I have a perfectly fine working desktop DirectX12 application that renders stuff using compute shaders and then present it on screen. Recently I decided to add VR support it and natively introduced OpenXR integration. I did some basic test (i.e. render cubes) and it works fine. However when I plug my compute pipeline back into executing command lists my GPU hangs and I see the following error:

D3D12: Removing Device.
D3D12 ERROR: ID3D12Device::RemoveDevice: Device removal has been triggered for the following reason (DXGI_ERROR_DEVICE_HUNG: The Device took an unreasonable amount of time to execute its commands, or the hardware crashed/hung. As a result, the TDR (Timeout Detection and Recovery) mechanism has been triggered. The current Device Context was executing commands when the hang occurred. The application may want to respawn and fallback to less aggressive use of the display hardware). [ EXECUTION ERROR #232: DEVICE_REMOVAL_PROCESS_AT_FAULT]

I have both DirectX 12 debug layer and OpenXR debug layer enabled and they do not show any prior errors to be fixed. Also, when I try to debug app with NVidia NSight it tells me it doesn’t support Direct3D11On12, which I believe is what Oculus runtime compositor was implemented on.

I have the same codebase which toggles VR presentation using compile-time flag and shaders do not contain any presentation dependent parameters, so basically I launch the same compute shader on the same machine with the same input buffers but when OpenXR is enabled, GPU hangs and removes on the first frame.

I’m completely lost on how I can debug this thing and what potential workaround can be.

I’m on Windows 11, Intel 13900KF, RTX4090 if that helps. Latest drivers and latest SDK version from GitHub, I compiled it myself.

I’d greatly appreciate any debugging tips or directions. What I can’t wrap my head around is how OpenXR can even potentially interfere with command list I schedule myself on app side.

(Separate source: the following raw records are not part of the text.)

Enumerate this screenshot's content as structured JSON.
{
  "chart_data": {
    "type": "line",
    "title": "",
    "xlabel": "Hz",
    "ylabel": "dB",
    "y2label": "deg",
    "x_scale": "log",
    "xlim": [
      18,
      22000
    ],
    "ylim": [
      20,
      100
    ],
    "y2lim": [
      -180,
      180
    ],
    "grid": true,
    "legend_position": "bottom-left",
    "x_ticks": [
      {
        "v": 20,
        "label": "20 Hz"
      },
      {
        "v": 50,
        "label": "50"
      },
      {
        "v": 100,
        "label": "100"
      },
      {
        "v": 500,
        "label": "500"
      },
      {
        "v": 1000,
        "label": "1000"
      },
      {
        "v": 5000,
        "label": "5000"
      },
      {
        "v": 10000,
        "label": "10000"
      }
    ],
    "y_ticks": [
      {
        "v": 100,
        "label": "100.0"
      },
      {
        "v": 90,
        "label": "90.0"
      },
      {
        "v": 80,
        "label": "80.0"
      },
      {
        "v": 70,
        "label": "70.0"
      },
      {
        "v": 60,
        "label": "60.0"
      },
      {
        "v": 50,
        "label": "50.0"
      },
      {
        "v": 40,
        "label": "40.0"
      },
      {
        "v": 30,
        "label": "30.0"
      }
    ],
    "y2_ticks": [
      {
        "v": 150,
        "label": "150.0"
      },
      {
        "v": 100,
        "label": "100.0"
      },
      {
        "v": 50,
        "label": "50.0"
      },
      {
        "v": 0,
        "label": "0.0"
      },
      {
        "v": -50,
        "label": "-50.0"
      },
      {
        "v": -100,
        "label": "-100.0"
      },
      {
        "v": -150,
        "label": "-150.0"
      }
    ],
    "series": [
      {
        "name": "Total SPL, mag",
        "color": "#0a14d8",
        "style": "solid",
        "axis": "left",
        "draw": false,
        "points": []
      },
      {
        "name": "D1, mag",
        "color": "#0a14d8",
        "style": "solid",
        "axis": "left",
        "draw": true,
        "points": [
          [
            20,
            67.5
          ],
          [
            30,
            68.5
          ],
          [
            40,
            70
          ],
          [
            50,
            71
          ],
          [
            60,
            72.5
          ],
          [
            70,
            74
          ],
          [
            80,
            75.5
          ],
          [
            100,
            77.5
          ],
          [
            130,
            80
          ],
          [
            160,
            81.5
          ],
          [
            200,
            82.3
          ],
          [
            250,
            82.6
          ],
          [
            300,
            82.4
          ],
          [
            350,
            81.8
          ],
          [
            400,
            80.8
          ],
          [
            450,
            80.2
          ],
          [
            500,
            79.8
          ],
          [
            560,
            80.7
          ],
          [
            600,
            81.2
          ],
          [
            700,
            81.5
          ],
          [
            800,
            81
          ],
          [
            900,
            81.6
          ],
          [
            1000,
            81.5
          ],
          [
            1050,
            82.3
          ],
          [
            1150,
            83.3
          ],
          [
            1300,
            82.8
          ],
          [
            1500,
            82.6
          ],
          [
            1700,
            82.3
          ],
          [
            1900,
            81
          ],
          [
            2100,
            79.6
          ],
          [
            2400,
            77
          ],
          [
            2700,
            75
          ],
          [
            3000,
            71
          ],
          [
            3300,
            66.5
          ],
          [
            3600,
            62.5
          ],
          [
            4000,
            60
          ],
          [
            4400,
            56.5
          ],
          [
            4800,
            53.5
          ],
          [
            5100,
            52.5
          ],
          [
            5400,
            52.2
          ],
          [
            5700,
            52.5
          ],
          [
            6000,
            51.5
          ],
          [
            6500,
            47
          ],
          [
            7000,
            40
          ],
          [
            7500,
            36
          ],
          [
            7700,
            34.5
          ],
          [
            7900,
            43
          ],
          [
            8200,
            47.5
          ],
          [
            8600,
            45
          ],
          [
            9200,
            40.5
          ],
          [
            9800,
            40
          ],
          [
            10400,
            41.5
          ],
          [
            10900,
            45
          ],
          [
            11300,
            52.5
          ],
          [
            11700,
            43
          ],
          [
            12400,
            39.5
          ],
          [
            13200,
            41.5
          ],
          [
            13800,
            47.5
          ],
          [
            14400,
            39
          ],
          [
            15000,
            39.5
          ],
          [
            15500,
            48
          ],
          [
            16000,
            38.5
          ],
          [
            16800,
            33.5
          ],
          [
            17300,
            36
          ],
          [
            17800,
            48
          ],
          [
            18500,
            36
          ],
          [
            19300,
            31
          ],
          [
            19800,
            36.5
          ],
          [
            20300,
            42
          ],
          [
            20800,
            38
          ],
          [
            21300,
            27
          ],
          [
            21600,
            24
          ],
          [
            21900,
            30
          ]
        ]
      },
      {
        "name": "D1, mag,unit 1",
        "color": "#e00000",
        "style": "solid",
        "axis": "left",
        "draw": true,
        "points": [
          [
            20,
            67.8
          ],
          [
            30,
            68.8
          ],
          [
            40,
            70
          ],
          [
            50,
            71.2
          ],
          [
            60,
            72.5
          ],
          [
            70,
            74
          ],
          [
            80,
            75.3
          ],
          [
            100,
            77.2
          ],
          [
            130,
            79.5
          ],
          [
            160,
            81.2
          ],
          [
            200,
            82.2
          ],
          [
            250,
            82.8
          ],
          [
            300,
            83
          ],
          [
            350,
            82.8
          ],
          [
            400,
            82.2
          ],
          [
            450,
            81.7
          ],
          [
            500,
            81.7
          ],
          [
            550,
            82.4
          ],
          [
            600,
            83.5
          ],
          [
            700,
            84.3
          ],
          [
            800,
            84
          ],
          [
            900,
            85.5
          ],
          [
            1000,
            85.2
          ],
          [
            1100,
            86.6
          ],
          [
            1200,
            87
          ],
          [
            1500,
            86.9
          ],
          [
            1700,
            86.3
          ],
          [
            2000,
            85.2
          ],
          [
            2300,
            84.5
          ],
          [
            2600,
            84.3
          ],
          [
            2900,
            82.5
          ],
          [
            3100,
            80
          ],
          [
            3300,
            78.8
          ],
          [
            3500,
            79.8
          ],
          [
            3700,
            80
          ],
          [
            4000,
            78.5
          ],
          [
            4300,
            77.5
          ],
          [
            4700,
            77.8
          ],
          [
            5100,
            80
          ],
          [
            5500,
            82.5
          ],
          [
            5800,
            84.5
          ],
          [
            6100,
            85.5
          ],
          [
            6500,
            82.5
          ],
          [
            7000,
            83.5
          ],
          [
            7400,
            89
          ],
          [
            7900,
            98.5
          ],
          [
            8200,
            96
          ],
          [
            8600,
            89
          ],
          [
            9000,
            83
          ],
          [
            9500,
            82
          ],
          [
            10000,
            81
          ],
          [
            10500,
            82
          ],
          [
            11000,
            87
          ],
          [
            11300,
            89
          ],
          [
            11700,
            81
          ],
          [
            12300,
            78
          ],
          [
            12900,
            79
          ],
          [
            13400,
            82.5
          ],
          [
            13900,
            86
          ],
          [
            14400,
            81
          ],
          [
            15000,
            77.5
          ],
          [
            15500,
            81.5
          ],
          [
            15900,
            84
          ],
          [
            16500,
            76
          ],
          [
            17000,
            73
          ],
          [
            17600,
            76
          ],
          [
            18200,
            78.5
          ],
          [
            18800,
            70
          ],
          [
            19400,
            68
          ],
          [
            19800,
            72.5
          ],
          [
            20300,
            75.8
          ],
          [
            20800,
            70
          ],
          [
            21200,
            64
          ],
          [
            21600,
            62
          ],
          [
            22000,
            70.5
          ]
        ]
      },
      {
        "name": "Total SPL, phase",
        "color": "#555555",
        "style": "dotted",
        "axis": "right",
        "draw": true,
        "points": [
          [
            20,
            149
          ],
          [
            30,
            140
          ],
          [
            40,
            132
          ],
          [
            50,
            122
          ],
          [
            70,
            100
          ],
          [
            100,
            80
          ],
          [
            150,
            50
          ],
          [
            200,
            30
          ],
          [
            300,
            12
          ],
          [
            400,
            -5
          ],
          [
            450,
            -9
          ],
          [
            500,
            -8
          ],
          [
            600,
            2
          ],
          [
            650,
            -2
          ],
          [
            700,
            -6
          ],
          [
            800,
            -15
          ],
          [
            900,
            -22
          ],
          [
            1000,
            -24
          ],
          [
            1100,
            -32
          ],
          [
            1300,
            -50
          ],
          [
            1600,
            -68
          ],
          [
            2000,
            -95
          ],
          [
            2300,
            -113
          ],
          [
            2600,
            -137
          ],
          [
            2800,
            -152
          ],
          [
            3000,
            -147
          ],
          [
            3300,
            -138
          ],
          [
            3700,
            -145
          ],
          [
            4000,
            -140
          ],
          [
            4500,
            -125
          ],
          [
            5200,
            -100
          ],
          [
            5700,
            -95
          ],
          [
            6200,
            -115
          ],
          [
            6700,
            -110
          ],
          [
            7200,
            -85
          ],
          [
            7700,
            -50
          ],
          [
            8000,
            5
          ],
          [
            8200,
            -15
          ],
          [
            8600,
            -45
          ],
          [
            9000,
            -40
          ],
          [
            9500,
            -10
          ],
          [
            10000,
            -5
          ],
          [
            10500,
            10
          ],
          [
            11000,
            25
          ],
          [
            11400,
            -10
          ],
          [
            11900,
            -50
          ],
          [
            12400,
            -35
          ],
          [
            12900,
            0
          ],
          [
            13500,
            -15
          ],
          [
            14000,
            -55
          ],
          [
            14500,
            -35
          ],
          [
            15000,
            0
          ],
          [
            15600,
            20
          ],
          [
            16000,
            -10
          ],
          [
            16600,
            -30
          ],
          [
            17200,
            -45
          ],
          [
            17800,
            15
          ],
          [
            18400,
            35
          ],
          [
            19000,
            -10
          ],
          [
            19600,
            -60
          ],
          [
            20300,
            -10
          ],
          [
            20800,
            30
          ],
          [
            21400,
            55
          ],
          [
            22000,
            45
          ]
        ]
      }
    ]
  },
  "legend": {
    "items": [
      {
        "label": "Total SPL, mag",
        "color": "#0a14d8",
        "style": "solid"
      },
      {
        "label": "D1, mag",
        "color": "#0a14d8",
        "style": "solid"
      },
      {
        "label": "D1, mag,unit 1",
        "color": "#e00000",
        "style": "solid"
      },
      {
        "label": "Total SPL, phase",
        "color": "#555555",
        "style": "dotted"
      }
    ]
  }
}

“device removed” tends to be “some requirement of the API was violated and so we broke”. I think there are some tools specifically to troubleshoot issues that cause the device removal errors.

That said, my best guess would be something to do with synchronization/barriers or resource state. There may be implicit synchronization introduced by a “present” call that isn’t introduced by rendering to an OpenXR-provided swapchain image, that you need to provide yourself.

You might try using PIX for debugging. I don’t remember if RenderDoc works with the Oculus runtime very well, but I know it works with the Windows Mixed Reality one which has a simulator (no hardware required) mode, which could be another option.

@ryanpavlik thank you for the reponse. turns out openxr added just a bit of workload to expose a initialization issue with one of the shader. took me a while to debug, but I did it!

1 Like